TutorialΒΆ
Did you read the Introduction? Did you read about the Classes? You really should! But then again, nobody does. Also it really helps to know a bit about Python as well as Numpy and Matplotlib. But to heck with that. Who reads manuals anyway. Let’s get started because this is really the fun part.
Start by launching Python and importing the necessary packages.
import matplotlib.pyplot as plt
import numpy as np
from sas import amslog as sl
I hope you know where the Sams logs files are kept because we will need to access them. At the Het they can be found in /home/jove/guider/SAMS/7.1/archive. I’m just going to use the file names but you may have to prepend an absolute or relative directory to the names in order to get access to it. Let’s create our first Sams Log object.
sen = sl.SamsLog(['sams201708130000.sen'])
Note that you could have listed the five other files to get a full days worth of data or you can use the day prefix as a short cut. For example, you could use this form to get all the files.
sen = sl.SamsLog(['sams20170813'], suffix='sen', verbose=True)
Reading file sams201708130000.sen in 2.734 seconds
Reading file sams201708130400.sen in 12.328 seconds
Reading file sams201708130800.sen in 3.099 seconds
File "sams201708131200.sen" does not exist
File "sams201708131600.sen" does not exist
File "sams201708132000.sen" does not exist
Converting time in 0.286 seconds
sen.files()
['sams201708130000.sen', 'sams201708130400.sen', 'sams201708130800.sen']
Refer to the samslog.py for more information.
You can find out what type of data are in the object as well as the size of the data.
sen.suffix()
'sen'
sen.size()
(26480, 481)
The first value (26480) is the number of rows and the second value (481) is the number of columns. Remember that there is a date/time stamp at the start of each row so with 480 sensors that makes 481 columns.
So let’s plot some values. These commands will create the following plot.
tstamp, sen1, sen2, sen3, sen4, sen5, sen6 = sen.data('M43')
plt.plot(tstamp, sen1, 'r', legend='M43-1')
plt.plot(tstamp, sen2, 'g', legend='M43-2')
plt.legend()
plt.show()
Sensor 1 and 2 plots for segment M43
If you ask for an edge segment, then None will be returned as the values for that particular sensor data.

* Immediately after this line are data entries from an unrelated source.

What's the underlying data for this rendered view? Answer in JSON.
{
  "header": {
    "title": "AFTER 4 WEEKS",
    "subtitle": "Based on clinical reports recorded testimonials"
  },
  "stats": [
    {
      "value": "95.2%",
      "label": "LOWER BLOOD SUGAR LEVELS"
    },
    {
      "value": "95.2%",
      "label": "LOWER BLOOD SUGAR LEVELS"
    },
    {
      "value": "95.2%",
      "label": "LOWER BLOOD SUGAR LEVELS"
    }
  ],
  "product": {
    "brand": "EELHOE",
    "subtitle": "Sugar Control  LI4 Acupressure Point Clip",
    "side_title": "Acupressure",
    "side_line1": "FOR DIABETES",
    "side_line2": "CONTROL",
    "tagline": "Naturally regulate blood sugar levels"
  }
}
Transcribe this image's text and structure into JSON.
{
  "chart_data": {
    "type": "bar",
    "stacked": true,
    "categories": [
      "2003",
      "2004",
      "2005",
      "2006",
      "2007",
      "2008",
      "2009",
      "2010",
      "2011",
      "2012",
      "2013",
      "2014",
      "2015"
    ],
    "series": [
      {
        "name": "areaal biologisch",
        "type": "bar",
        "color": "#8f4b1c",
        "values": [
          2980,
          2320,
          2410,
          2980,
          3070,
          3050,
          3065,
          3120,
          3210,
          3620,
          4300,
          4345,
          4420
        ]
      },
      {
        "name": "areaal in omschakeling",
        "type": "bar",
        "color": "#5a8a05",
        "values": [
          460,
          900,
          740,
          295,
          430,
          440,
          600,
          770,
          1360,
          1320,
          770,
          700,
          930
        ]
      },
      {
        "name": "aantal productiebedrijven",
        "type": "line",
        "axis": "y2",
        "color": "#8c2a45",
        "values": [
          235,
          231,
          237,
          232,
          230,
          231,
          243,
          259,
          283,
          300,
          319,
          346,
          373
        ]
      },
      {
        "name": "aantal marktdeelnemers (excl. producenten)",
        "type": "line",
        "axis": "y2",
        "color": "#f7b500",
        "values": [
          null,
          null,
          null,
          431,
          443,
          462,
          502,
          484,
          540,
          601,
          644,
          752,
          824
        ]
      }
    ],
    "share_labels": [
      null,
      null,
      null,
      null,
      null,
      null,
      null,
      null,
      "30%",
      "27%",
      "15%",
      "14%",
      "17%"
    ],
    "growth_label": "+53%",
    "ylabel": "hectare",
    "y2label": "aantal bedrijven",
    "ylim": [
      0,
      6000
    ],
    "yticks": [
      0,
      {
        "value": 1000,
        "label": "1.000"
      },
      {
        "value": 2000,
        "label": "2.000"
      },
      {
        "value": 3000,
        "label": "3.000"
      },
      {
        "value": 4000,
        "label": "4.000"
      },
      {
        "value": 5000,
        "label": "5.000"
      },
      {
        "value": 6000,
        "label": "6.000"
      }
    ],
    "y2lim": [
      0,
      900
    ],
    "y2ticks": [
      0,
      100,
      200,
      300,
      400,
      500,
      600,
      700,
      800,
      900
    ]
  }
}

You should test for this before naively plotting these data.
Similarly you could look at Tip/Tilt data for the same period.
ttp = sl.SamsLog(['sams20170813'], suffix='ttp')
ttpstamp, m43tip, m43tilt, m43pist = ttp.data('M43')
plt.plot(ttpstamp, m43tip, 'r', label='M43 Tip')
plt.plot(ttpstamp, m43tilt, 'g', label='M43 Tilt')
plt.ylim(-0.1, 0.1)
plt.legend()
plot.show()
Tip and tilt plotted for Segment M43
Or you could look at the tip/tilt data as a summary plot.
plt.quiver(np.zeros_like(m43tip), np.zeros_like(m43tilt), m43tip, m43tilt)
plt.show()
All the tip/tilts from segment M43 plotted as vectors
If you want to get even fancier, it is possible to plot an entire nights tip/tilt data for the entire array.
ttp = sl.SamsLog(['./data/sams20170813'], suffix='ttp', verbose=True)
plot_ttp_summary(ttp)
The tip/tilt data for all segments.
The summary files contain global and average information for the time period. You can make a summary plot with the command plot_sum_summary().
sum = sl.SamsLog(['./data/sams20170813'], suffix='sum', verbose=True)
plot_sum_summary(sum)
The summary plot of global and average values.
Numerous possibilities are open to you. You just need to use your imagination.